During the 2000s and 2010s, Traian Square was frequently portrayed in local and national media in pejorative terms. Descriptions like “The Square of Sorrows,” “The Square of Horror,” or “one of the saddest places in Timișoara” reflected the state of building decay and the economic difficulties of its residents, in stark contrast to the city center squares, where Vienna Secession-style buildings had been renovated in bright colors, and gourmet restaurants and gelaterias catered to tourists—even receiving praise from New York Times journalists.

 

In such narratives, popular in Timișoara’s cultural circles, which contrast the vibrant center with the desolate periphery, contradictory definitions of multiculturalism and diversity emerge. On one hand, there is a “good,” “Western” diversity, rooted in the coexistence of Germans, Hungarians, Romanians, and Serbs, inspired by nostalgia for a romanticized imperial past. On the other hand, there is a “bad” diversity, associated with migrant workers, Roma, and, more recently, migrants—a Balkanism that the city’s elites prefer to repudiate.

 

A relevant example comes from The Guide to Timișoara, a mini-monograph of the city highlighting the Hungarian community’s contribution. Author Delesega Gyula begins with the proclamation, “Timișoara is ours. Mine, yours, his.
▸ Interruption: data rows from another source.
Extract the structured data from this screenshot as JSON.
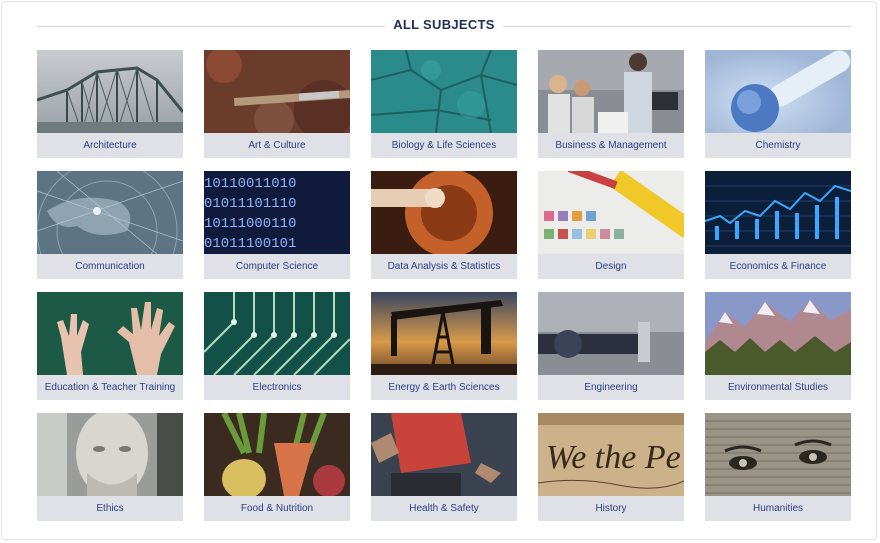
{
  "header": {
    "title": "ALL SUBJECTS"
  },
  "subjects": [
    {
      "label": "Architecture",
      "icon": "bridge-photo"
    },
    {
      "label": "Art & Culture",
      "icon": "paintbrush-photo"
    },
    {
      "label": "Biology & Life Sciences",
      "icon": "cells-photo"
    },
    {
      "label": "Business & Management",
      "icon": "meeting-photo"
    },
    {
      "label": "Chemistry",
      "icon": "lab-glass-photo"
    },
    {
      "label": "Communication",
      "icon": "globe-network-photo"
    },
    {
      "label": "Computer Science",
      "icon": "binary-code-photo"
    },
    {
      "label": "Data Analysis & Statistics",
      "icon": "abstract-sphere-photo"
    },
    {
      "label": "Design",
      "icon": "color-swatches-photo"
    },
    {
      "label": "Economics & Finance",
      "icon": "stock-chart-photo"
    },
    {
      "label": "Education & Teacher Training",
      "icon": "raised-hands-photo"
    },
    {
      "label": "Electronics",
      "icon": "circuit-board-photo"
    },
    {
      "label": "Energy & Earth Sciences",
      "icon": "oil-pump-photo"
    },
    {
      "label": "Engineering",
      "icon": "machine-part-photo"
    },
    {
      "label": "Environmental Studies",
      "icon": "mountains-photo"
    },
    {
      "label": "Ethics",
      "icon": "statue-bust-photo"
    },
    {
      "label": "Food & Nutrition",
      "icon": "vegetables-photo"
    },
    {
      "label": "Health & Safety",
      "icon": "runner-photo"
    },
    {
      "label": "History",
      "icon": "we-the-people-photo"
    },
    {
      "label": "Humanities",
      "icon": "portrait-engraving-photo"
    }
  ]
}
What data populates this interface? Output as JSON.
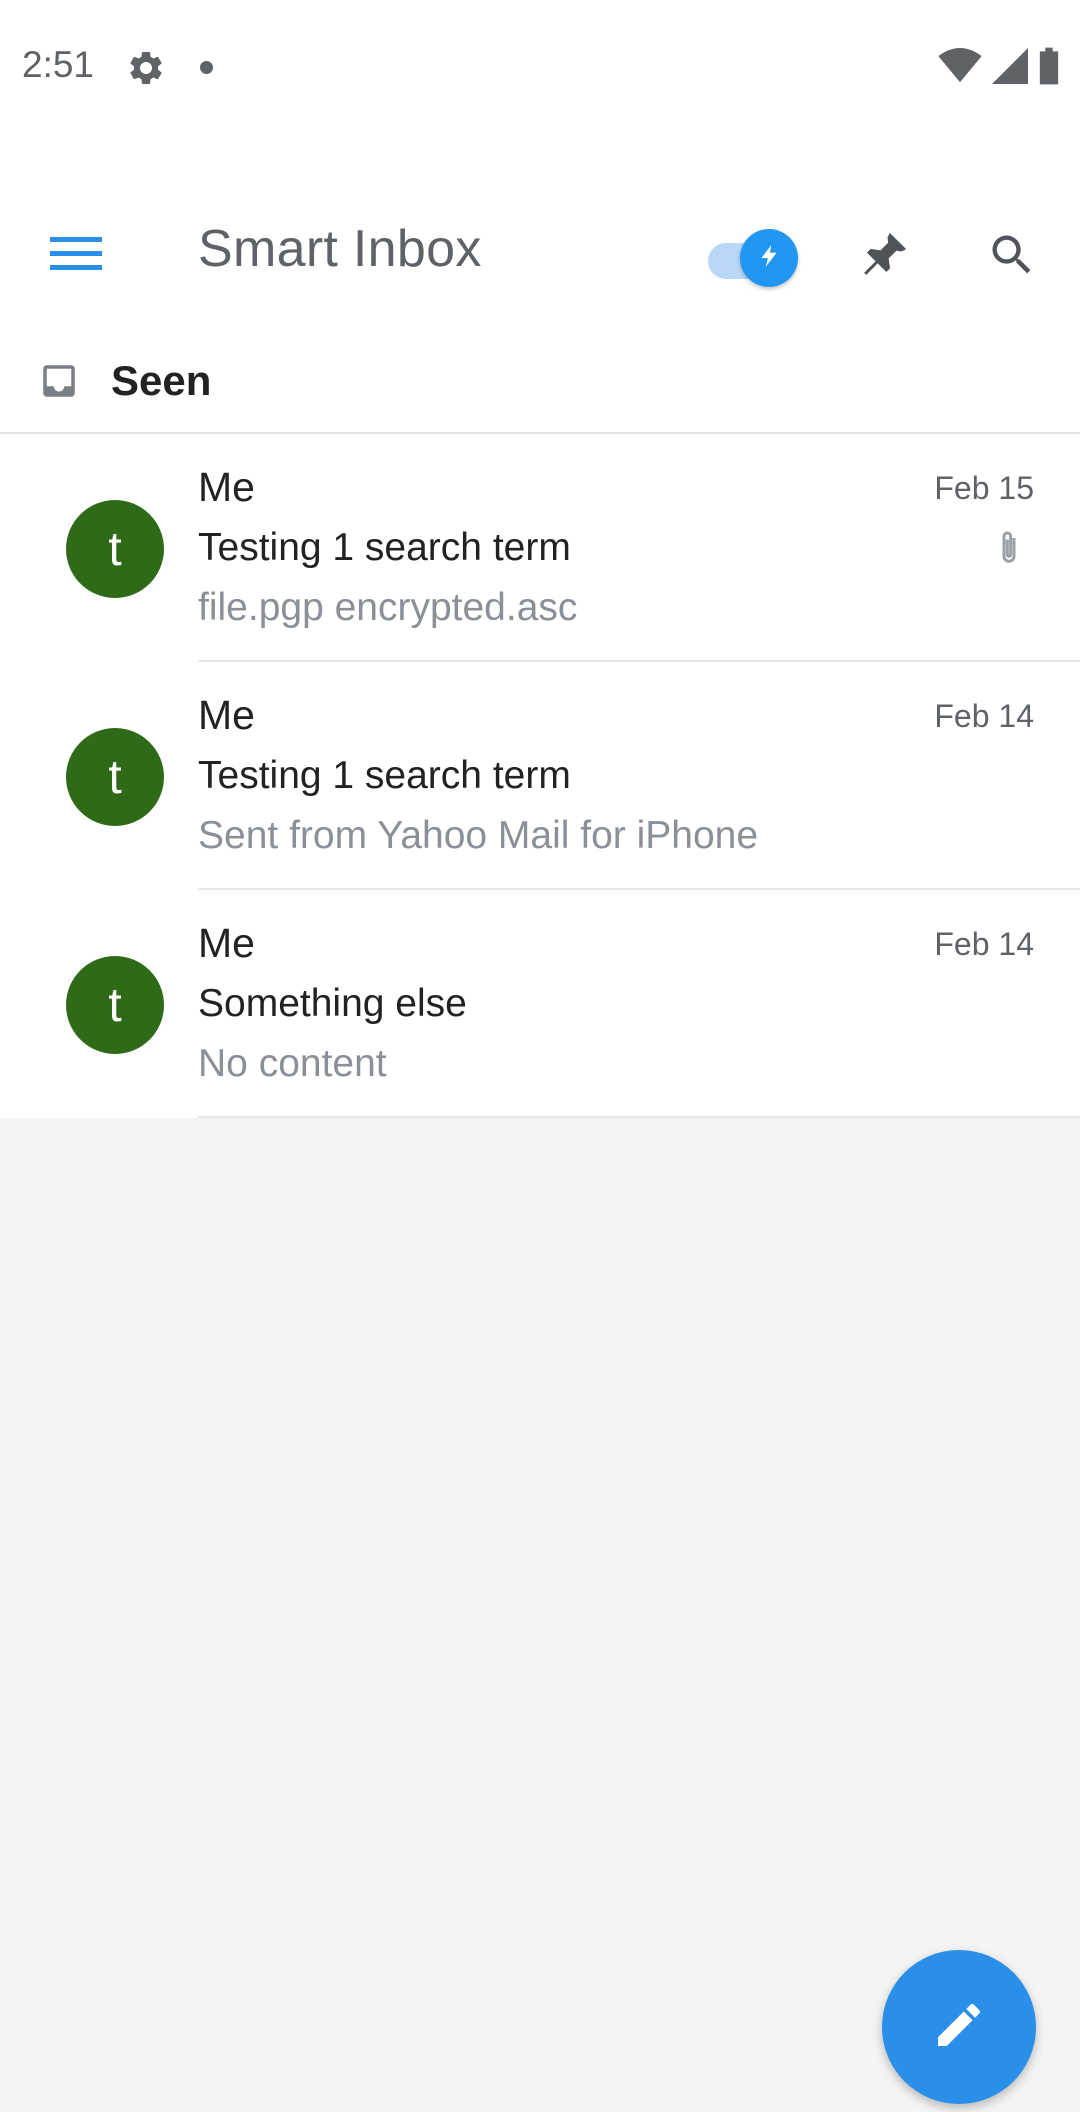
{
  "status_bar": {
    "time": "2:51",
    "icons": [
      "gear-icon",
      "notification-dot-icon",
      "wifi-icon",
      "signal-icon",
      "battery-icon"
    ]
  },
  "app_bar": {
    "title": "Smart Inbox",
    "menu_icon": "hamburger-menu-icon",
    "toggle_icon": "lightning-bolt-icon",
    "toggle_on": true,
    "pin_icon": "pin-icon",
    "search_icon": "search-icon"
  },
  "folder": {
    "name": "Seen",
    "icon": "inbox-icon"
  },
  "messages": [
    {
      "avatar_letter": "t",
      "sender": "Me",
      "date": "Feb 15",
      "subject": "Testing 1 search term",
      "preview": "file.pgp encrypted.asc",
      "has_attachment": true
    },
    {
      "avatar_letter": "t",
      "sender": "Me",
      "date": "Feb 14",
      "subject": "Testing 1 search term",
      "preview": "Sent from Yahoo Mail for iPhone",
      "has_attachment": false
    },
    {
      "avatar_letter": "t",
      "sender": "Me",
      "date": "Feb 14",
      "subject": "Something else",
      "preview": "No content",
      "has_attachment": false
    }
  ],
  "fab": {
    "icon": "pencil-icon"
  },
  "colors": {
    "accent": "#2196f3",
    "avatar": "#2e6a17",
    "background": "#f4f4f5",
    "icon_gray": "#5f6368"
  }
}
Everyone’s and each of ours.” Yet, in the chapter dedicated to Fabric, he notes that the population relocated to new block neighborhoods “today has little in common with Fabric” and criticizes that “after 1990, wealthy Gypsies (sic!) built their massive, provocative, overly ornate palaces here, which integrate nowhere in the ambient.” This fragment suggests that, like Beirut and Sarajevo analyzed by urbanist Gruia Bădescu, Timișoara’s cosmopolitanism, though celebrated in rhetoric and often demonstrated in practice, nonetheless involves the exclusion of certain social categories.